In cities particularly hard hit by the economic downturn, chronic vacancy levels have reached historic highs. What with that whole supply-and-demand phenomenon, that means lower prices on some otherwise desirable homes. We've picked five desirable houses from CNBC's list of the emptiest cities.
At No. 5 is Virginia's capital, Richmond, which has more than 15% of its rentals sitting vacant. This Albert Hunt-designed detached townhouse (above) on the city's storied Monument Avenue has already suffered a price chop in its nearly one-year tenure on the market, but it may have to go even lower than $1.095 million to entice a buyer. In D.C., two hours north, that would be a small price to pay for 4,200 square feet, six bedrooms, 5.5 bathrooms, and all the historic charm one might expect from a house built in 1911.
We have to admit, we were a little surprised that No. 4 Detroit didn't manage to make the top three on the list of ghost town cities, but other influences have property values way down in Motown. This 6,500-square-foot brick mansion is asking just $69,000, thanks in part to the obvious need for a gut renovation. Built in 1922, the manse still hangs on to some decent curb appeal and has the plumbing for seven bathrooms and an undetermined (but probably large) number of bedrooms. For that price, there should be plenty left over for the renovation.
Memphis might have a legendary music scene, but that's not doing much for its rental market at the moment, where 15% of properties sit vacant. The city's high crime rate is possibly to blame, but there are still some desirable homes with commensurate price tags. This 10,000-square-foot mansion on Main Street was carved out of a former commercial building and includes an indoor basketball court, a backyard pool, and parking for more than 20 cars in the underground garage. On the market for a little less than a year, this incognito palace is on the market for $4.6 million.
Dayton, Ohio, No. 2 on the emptiest cities list, has the highest homeowner vacancy rate in the country, at 5.4%, so it's pretty amazing that the brokerbabble for this listing had the gall to call it "one of the nicest properties to become available in recent years," given the sheer number of homes available in Dayton at any given time.
It's not bad, with three bedrooms and 3.5 baths, but the finishes are hardly high quality and the beige bathtub-shower combination is downright hideous. The listing boasts an outrageous number of pictures—92—but the house, after three months on the market, is still listed for $235,000.
There was no way that Florida, with its high number of second homes and seemingly higher number of foreclosures, was going to be left off this list.
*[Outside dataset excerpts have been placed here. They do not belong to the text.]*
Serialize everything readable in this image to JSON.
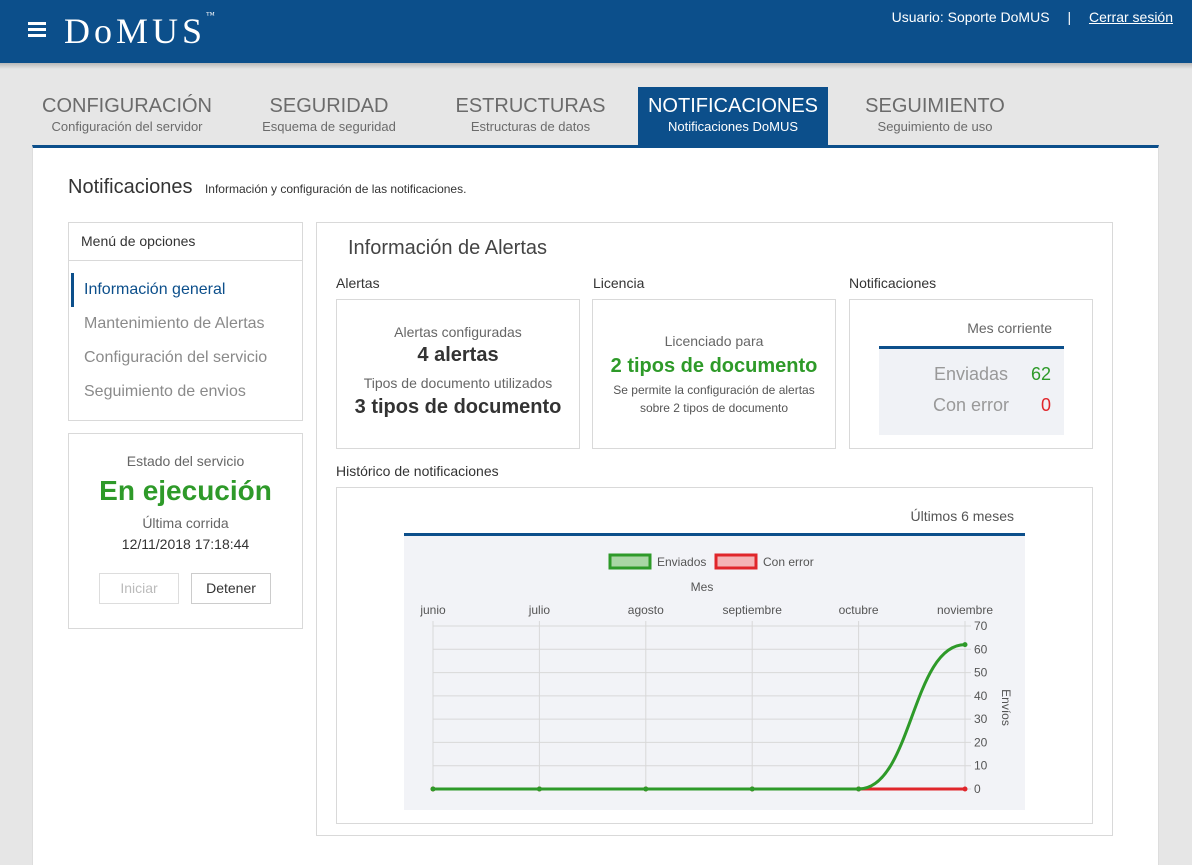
{
  "header": {
    "logo": "DoMUS",
    "logo_tm": "™",
    "user_label": "Usuario: Soporte DoMUS",
    "separator": "|",
    "logout": "Cerrar sesión"
  },
  "tabs": [
    {
      "title": "CONFIGURACIÓN",
      "subtitle": "Configuración del servidor"
    },
    {
      "title": "SEGURIDAD",
      "subtitle": "Esquema de seguridad"
    },
    {
      "title": "ESTRUCTURAS",
      "subtitle": "Estructuras de datos"
    },
    {
      "title": "NOTIFICACIONES",
      "subtitle": "Notificaciones DoMUS"
    },
    {
      "title": "SEGUIMIENTO",
      "subtitle": "Seguimiento de uso"
    }
  ],
  "page": {
    "title": "Notificaciones",
    "subtitle": "Información y configuración de las notificaciones."
  },
  "menu": {
    "header": "Menú de opciones",
    "items": [
      {
        "label": "Información general"
      },
      {
        "label": "Mantenimiento de Alertas"
      },
      {
        "label": "Configuración del servicio"
      },
      {
        "label": "Seguimiento de envios"
      }
    ]
  },
  "service": {
    "label": "Estado del servicio",
    "state": "En ejecución",
    "last_run_label": "Última corrida",
    "last_run": "12/11/2018 17:18:44",
    "start_label": "Iniciar",
    "stop_label": "Detener"
  },
  "info": {
    "title": "Información de Alertas",
    "alerts": {
      "section": "Alertas",
      "configured_label": "Alertas configuradas",
      "configured_value": "4 alertas",
      "doc_types_label": "Tipos de documento utilizados",
      "doc_types_value": "3 tipos de documento"
    },
    "license": {
      "section": "Licencia",
      "label": "Licenciado para",
      "value": "2 tipos de documento",
      "note_line1": "Se permite la configuración de alertas",
      "note_line2": "sobre 2 tipos de documento"
    },
    "notifications": {
      "section": "Notificaciones",
      "period": "Mes corriente",
      "sent_label": "Enviadas",
      "sent_value": "62",
      "error_label": "Con error",
      "error_value": "0"
    },
    "history": {
      "section": "Histórico de notificaciones",
      "period": "Últimos 6 meses"
    }
  },
  "colors": {
    "brand": "#0c4f8b",
    "green": "#2e9a29",
    "red": "#e0262b"
  },
  "chart_data": {
    "type": "line",
    "xlabel": "Mes",
    "ylabel": "Envíos",
    "categories": [
      "junio",
      "julio",
      "agosto",
      "septiembre",
      "octubre",
      "noviembre"
    ],
    "yticks": [
      0,
      10,
      20,
      30,
      40,
      50,
      60,
      70
    ],
    "ylim": [
      0,
      70
    ],
    "series": [
      {
        "name": "Enviados",
        "values": [
          0,
          0,
          0,
          0,
          0,
          62
        ],
        "color": "#2e9a29"
      },
      {
        "name": "Con error",
        "values": [
          0,
          0,
          0,
          0,
          0,
          0
        ],
        "color": "#e0262b"
      }
    ],
    "legend": "top",
    "grid": true
  }
}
Theme park capital of the world Orlando takes the dubious distinction of also being the country's biggest ghost town, with a rental vacancy rate of almost 19%.
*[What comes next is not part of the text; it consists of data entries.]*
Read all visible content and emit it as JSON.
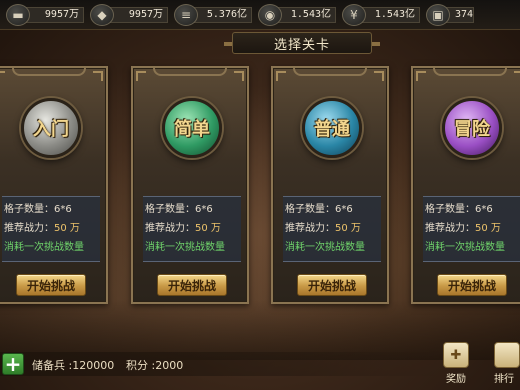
{
  "resources": [
    {
      "icon": "silver-ingot-icon",
      "value": "9957万"
    },
    {
      "icon": "food-sack-icon",
      "value": "9957万"
    },
    {
      "icon": "ore-stack-icon",
      "value": "5.376亿"
    },
    {
      "icon": "coin-icon",
      "value": "1.543亿"
    },
    {
      "icon": "wheat-icon",
      "value": "1.543亿"
    },
    {
      "icon": "cloth-icon",
      "value": "374"
    }
  ],
  "title": "选择关卡",
  "cards": [
    {
      "name": "入门",
      "orb_color": "#b9b9b4",
      "grid_label": "格子数量：",
      "grid_value": "6*6",
      "power_label": "推荐战力：",
      "power_value": "50 万",
      "cost_text": "消耗一次挑战数量",
      "button": "开始挑战"
    },
    {
      "name": "简单",
      "orb_color": "#2f9a63",
      "grid_label": "格子数量：",
      "grid_value": "6*6",
      "power_label": "推荐战力：",
      "power_value": "50 万",
      "cost_text": "消耗一次挑战数量",
      "button": "开始挑战"
    },
    {
      "name": "普通",
      "orb_color": "#2a86a6",
      "grid_label": "格子数量：",
      "grid_value": "6*6",
      "power_label": "推荐战力：",
      "power_value": "50 万",
      "cost_text": "消耗一次挑战数量",
      "button": "开始挑战"
    },
    {
      "name": "冒险",
      "orb_color": "#9a4fc4",
      "grid_label": "格子数量：",
      "grid_value": "6*6",
      "power_label": "推荐战力：",
      "power_value": "50 万",
      "cost_text": "消耗一次挑战数量",
      "button": "开始挑战"
    }
  ],
  "bottom": {
    "add_icon": "plus-icon",
    "reserve": "储备兵 :120000",
    "score": "积分 :2000",
    "reward_label": "奖励",
    "rank_label": "排行"
  }
}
Thankfully, the city has managed to keep its cash reserves up, so there's little chance it will be headed to bankruptcy soon. That means adventurous buyers with an eye for a deal could make out quite well in Orlando. This extended family-size mansion would cost millions more if it were located in Palm Beach or Jupiter, but, just a couple miles from Mickey, it is asking just under $3 million. That price includes five bedrooms, six bathrooms, 5,600 square feet, a pool, a study, and a private dock with boat lift.